For some IT leaders and analysts, a predisposition toward technological solutions can cloud (pun intended) the ability to acknowledge larger strategic considerations and/or recognize non-technology opportunities for improvement. To these well-meaning folks, software solutions are simply “poetry in motion,” and the biggest problems are best “solved” by big technology solutions. In other words, the most fervent believers in IT magic can be the IT magicians themselves.
REMEDY
Reject the notion that technology expertise is the primary skill required to lead or facilitate an improvement project – even (or perhaps especially) for enterprise application implementation projects (ERP, CRM, etc).
RATIONALE
- Acknowledge that deep IT expertise can be accompanied by a deep bias toward technology-focused “pre-solutioning”.
- Non-technologist (or less technically-savvy) project leaders and facilitators may be more likely to pursue a tech-neutral, evidence-based, strategy-driven approach to problem solving. Favor lean (or other quality discipline) expertise and business acumen over IT expertise for project leadership and facilitation.
- When software solutions drive analysis, the focus is often on “users” and “fields”. By employing strategy-driven, evidence-based analysis, even in software implementation projects, the focus stays where it needs to be — on “stakeholders” and “customer value”.
- “Requirements gathering” does not equal adequate current state analysis – an important distinction not always recognized by IT leaders and analysts. Before asking what business requirements a software solution needs to address, business analysts should be asking these questions (among others):
- What is the real problem here? What are its root causes?
- Can the problem be broken down into smaller (and more readily understandable and solvable) chunks?
- Who is the customer? What does the customer value in this process?
- What are all the viable opportunities for improvement, and which ones should we pursue first?
REAL-LIFE EXAMPLE
On another health insurance engagement, the client was in the market for some slick new “provider credentialing” software. I was brought in to research the leading solutions (Magic Quadrants, Shazam!) and manage the implementation process. Luckily, the client didn’t get a burr in their saddle when I advised them to hold their horses on the software project.

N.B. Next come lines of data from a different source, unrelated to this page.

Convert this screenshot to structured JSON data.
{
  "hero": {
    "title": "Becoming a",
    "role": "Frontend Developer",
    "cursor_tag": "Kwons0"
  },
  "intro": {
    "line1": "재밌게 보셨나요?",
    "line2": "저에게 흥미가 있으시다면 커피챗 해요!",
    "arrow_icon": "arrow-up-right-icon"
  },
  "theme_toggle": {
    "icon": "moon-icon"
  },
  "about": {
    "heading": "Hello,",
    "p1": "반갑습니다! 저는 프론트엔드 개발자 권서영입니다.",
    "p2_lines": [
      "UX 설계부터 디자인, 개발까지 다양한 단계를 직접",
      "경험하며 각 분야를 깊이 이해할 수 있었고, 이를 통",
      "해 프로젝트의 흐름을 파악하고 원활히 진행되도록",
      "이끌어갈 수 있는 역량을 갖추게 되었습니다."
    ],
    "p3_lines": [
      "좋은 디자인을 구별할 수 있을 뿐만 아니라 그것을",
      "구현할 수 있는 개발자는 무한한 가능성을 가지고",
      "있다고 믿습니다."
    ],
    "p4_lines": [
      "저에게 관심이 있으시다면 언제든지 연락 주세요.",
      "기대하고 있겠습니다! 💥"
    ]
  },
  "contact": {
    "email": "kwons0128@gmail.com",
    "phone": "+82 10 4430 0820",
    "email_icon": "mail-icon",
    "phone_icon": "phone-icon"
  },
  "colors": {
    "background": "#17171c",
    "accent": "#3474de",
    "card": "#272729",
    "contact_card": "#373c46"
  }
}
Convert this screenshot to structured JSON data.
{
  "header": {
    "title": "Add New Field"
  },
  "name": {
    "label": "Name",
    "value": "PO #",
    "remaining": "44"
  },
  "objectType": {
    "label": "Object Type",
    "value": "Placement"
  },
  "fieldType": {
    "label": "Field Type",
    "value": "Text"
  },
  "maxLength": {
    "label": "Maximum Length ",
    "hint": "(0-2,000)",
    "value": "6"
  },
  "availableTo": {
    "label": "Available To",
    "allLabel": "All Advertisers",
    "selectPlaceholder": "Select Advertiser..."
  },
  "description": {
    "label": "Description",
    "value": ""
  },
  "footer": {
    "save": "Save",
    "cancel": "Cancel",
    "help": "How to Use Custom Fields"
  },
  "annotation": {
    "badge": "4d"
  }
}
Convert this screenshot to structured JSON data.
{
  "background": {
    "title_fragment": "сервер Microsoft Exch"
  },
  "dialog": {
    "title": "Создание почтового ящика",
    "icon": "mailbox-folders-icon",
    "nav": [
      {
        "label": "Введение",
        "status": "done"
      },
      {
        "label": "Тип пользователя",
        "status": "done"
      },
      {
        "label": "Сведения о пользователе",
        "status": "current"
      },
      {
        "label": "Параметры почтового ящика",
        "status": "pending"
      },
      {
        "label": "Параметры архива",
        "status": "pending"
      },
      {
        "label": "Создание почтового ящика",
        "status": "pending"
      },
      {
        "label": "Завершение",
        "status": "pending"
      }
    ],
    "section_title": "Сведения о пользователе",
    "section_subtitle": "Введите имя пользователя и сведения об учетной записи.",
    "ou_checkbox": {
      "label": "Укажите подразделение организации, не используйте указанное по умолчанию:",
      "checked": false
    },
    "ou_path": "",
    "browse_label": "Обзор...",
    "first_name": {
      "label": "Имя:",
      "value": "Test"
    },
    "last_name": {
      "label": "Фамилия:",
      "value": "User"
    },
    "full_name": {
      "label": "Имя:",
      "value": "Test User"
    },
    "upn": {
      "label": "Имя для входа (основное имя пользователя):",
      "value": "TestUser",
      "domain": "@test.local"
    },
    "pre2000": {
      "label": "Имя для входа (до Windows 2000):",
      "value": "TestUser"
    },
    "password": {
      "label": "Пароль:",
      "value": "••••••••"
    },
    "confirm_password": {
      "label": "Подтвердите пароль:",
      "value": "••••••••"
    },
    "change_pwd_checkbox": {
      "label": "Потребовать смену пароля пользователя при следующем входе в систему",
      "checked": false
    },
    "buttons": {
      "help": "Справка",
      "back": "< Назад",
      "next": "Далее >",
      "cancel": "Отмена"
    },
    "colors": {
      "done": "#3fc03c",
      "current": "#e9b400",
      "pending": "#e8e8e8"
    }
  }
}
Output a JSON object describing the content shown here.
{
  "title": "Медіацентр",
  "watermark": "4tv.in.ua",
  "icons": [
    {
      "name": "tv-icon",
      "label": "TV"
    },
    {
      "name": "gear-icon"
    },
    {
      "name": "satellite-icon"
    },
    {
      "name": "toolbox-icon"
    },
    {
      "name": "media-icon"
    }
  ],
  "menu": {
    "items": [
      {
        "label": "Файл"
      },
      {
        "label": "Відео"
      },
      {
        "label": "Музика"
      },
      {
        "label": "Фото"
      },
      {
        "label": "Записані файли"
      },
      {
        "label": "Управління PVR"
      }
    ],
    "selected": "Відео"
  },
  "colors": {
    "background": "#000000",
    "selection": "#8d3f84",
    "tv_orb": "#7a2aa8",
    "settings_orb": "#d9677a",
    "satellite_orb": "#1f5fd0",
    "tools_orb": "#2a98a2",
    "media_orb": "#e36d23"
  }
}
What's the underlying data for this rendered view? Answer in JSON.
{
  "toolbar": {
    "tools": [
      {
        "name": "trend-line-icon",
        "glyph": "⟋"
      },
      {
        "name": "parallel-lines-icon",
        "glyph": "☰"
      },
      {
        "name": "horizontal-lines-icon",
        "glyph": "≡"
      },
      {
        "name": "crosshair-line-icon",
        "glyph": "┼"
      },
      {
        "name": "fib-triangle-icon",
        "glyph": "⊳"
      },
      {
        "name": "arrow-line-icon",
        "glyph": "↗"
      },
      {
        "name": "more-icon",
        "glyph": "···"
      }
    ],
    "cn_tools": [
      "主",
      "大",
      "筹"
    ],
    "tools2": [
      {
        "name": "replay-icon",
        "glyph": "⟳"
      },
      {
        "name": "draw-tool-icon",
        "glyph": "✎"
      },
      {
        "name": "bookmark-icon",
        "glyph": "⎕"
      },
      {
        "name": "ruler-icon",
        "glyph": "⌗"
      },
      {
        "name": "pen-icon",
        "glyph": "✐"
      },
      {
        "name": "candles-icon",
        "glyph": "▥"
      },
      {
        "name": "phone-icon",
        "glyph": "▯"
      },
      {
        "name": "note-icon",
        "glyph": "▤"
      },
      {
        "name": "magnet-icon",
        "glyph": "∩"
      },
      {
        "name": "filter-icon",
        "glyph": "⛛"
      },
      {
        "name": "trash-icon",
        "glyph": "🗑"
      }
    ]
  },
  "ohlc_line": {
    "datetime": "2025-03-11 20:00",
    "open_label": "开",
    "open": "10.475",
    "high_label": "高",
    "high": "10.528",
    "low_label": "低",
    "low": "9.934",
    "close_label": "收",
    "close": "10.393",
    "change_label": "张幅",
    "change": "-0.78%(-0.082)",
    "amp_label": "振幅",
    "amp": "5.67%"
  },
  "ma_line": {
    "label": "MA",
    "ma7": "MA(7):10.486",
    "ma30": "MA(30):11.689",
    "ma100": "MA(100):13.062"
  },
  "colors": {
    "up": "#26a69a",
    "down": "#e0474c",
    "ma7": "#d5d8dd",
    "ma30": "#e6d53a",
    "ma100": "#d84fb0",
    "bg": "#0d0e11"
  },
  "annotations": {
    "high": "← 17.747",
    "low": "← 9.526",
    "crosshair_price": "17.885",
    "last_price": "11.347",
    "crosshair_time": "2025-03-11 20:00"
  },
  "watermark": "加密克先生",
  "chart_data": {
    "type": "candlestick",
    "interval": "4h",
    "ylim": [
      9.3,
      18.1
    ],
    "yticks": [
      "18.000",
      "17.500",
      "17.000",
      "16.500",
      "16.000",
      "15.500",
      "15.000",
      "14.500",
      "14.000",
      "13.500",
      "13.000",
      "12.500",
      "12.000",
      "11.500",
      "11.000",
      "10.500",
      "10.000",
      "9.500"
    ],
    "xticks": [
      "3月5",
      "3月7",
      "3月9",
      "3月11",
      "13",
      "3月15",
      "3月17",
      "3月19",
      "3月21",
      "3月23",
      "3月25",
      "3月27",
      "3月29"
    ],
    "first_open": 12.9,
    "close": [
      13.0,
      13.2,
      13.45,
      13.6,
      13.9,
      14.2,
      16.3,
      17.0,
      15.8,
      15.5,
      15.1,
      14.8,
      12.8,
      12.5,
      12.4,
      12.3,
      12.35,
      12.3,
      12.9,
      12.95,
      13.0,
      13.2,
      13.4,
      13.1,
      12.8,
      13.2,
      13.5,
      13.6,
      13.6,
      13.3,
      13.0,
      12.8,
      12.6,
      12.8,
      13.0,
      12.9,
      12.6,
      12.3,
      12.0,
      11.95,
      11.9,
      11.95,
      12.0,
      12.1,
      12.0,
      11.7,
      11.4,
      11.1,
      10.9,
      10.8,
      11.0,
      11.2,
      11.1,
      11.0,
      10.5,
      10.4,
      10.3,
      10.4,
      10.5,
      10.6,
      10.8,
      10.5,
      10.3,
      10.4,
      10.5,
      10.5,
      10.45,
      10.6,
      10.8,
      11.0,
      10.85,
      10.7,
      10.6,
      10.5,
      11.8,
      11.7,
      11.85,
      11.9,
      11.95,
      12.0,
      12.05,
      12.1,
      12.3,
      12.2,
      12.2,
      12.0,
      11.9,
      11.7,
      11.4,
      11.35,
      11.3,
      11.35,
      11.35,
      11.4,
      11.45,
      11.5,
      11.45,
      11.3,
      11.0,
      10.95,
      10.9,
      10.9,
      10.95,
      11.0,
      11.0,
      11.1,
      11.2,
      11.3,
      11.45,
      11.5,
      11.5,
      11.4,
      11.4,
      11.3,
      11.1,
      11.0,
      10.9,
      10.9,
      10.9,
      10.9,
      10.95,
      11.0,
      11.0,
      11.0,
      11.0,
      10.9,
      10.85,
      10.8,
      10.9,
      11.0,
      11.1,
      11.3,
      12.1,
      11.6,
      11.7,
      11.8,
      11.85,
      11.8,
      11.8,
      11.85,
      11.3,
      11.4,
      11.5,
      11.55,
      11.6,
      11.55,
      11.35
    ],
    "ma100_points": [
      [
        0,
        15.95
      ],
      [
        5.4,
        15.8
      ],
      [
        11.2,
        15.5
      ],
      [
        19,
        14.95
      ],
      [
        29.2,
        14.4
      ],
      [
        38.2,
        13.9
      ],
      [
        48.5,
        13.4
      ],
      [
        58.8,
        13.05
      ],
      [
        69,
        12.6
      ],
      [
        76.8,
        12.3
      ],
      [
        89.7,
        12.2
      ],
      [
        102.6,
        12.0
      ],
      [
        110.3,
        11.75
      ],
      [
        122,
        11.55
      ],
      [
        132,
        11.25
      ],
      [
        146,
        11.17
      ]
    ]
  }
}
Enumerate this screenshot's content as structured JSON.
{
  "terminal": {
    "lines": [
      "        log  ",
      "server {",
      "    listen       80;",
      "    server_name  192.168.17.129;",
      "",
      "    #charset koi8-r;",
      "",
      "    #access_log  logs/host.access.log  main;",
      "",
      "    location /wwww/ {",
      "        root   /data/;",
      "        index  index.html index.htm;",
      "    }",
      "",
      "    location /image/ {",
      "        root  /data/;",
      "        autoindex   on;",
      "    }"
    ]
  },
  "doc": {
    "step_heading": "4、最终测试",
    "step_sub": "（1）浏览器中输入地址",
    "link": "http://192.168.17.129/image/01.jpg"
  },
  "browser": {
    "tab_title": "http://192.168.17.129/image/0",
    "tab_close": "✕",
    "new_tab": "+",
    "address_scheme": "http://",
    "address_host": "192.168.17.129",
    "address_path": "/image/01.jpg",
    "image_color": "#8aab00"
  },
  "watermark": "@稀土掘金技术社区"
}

First we assessed how providers generally were “managed” and found there were three distinct departments managing provider data using distinct, home-grown excel tools. Turf disputes were common, “siloed” processes persisted and cross-functional data sharing was anything but de-rigeur. Instead of focusing on software, our initial kaizens would be focused on team building and replacing arbitrary functional segregation with customer value-maximizing, flow-enhancing work cells. Addressing root cause conditions took some time, but would enable the later successful selection and implementation of a more comprehensive software solution.
Unfortunately I do not possess an accurate Return-On-Investment (ROI) divining rod that indicates whether any improvement project will deliver the goods as estimated. Without a doubt, technology-driven improvement initiatives fail for many reasons beyond than the two I describe. But I have observed that the average post-mortem analysis of a disappointing IT project often does not proceed beyond one or two levels of “why” inquiry and fails to reveal true root cause conditions. At its roots, I see a problem of technology-based biases and beliefs undermining the reliable, non-blinding science of evidence-based improvement methods.